With this RFD implementation, we will add support for reading/selecting only namespaces initially. See figma design for namespace selecting.
These are the current states the UI's can take regarding Kubernetes resource requesting depending on errors received when performing a initial dry run of creating an access request:
kube_cluster and/or namespace is requestableThis is an example of an error returned related to kubernetes_resources, where the configuration is not supported by the UI, thus we direct the user to use the tsh tool instead:
your Teleport role's "request.kubernetes_resources" field did not allow requesting to some or all of the requested Kubernetes resources. allowed kinds for each requestable roles: access-kube-pumpkin: [pod], access: [pod]
The listed allowed kinds are currently only supported through the `tsh CLI tool`. Use the `tsh request search` command that will help you construct the request.
tsh already has support for requesting all these resources.
There is nothing to add to the CLI, we will just let it error out upon request creation validation.
Requesters can query for resources that they can request to, for tsh this is the tsh request search command. The request.kubernetes_resources will be applied when querying for Kubernetes resources.
For example, if the user has this role assigned:
kind: role
metadata:
name: requester-role-1
spec:
allow:
request:
search_as_roles:
- kube-access
deny:
request:
kubernetes_resources:
- kind: "pod"
And the user tries to query for requestable pods:
$ tsh request search --kind=pod --kube-cluster=some-cluster-name
The query request will be rejected with access denied, since users will be denied requesting to pods.

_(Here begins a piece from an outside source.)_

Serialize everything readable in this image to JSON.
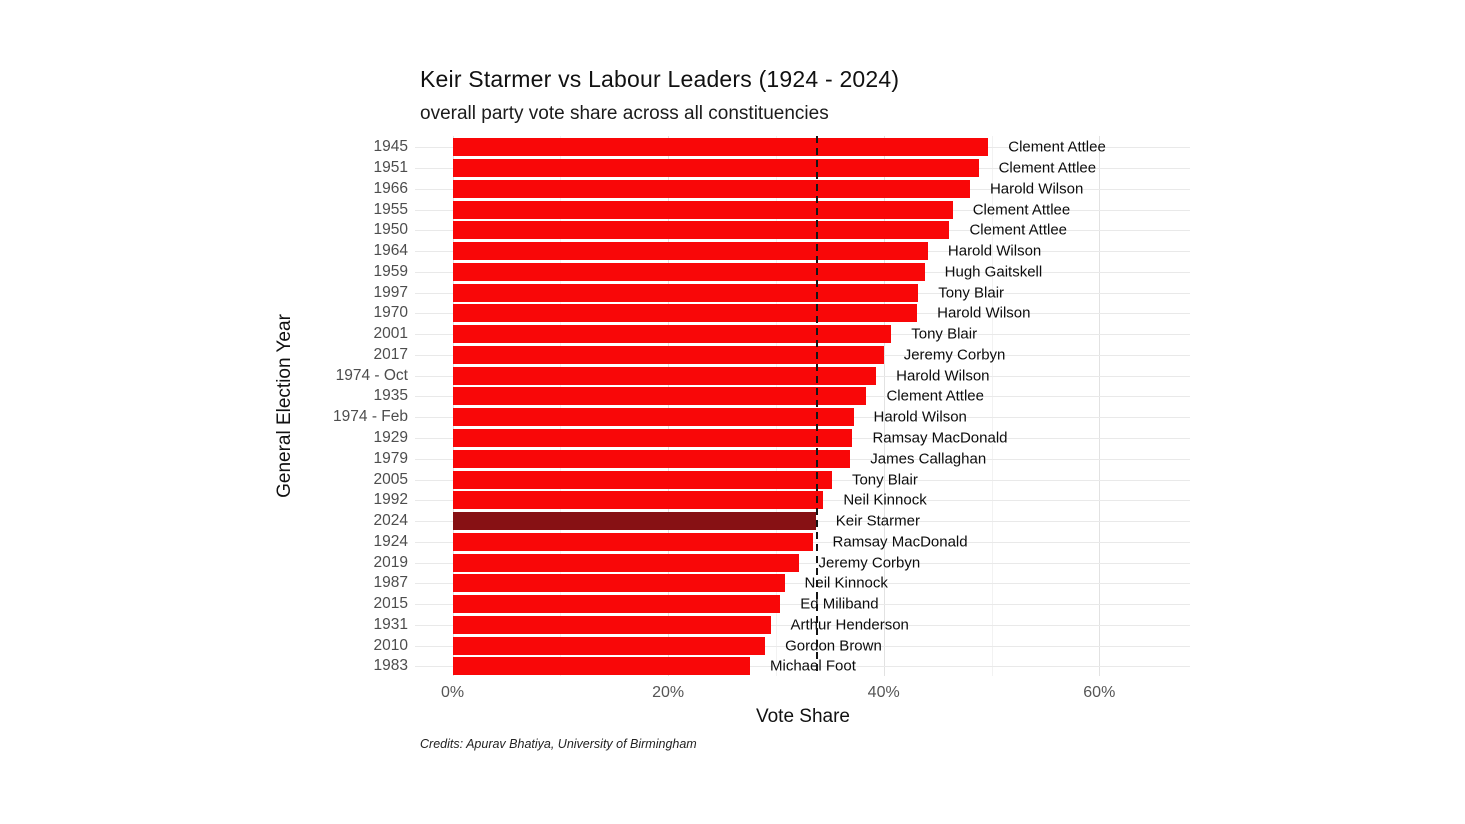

In future iterations we can add support for more fields in the KubernetesResource structure to provide admins more ways to restrict a request.
For example given these roles:
kind: role
metadata:
name: kube-access
spec:
allow:
kubernetes_resources:
# Only allow lists namespaces starting with "coffee-" prefixes
- kind: namespace
name: 'coffee-*'
verbs:
- list
-----
kind: role
metadata:
name: requester
spec:
allow:
request:
search_as_roles:
- kube-access
kubernetes_resources:
- kind: 'namespace'
# Adding support for this field
name: 'coffee-latte
The kube-access role will allow user to list and select namespaces starting with coffee-* and the request.kubernetes_resources will further restrict this to only allow requesting for namespace coffee-latte.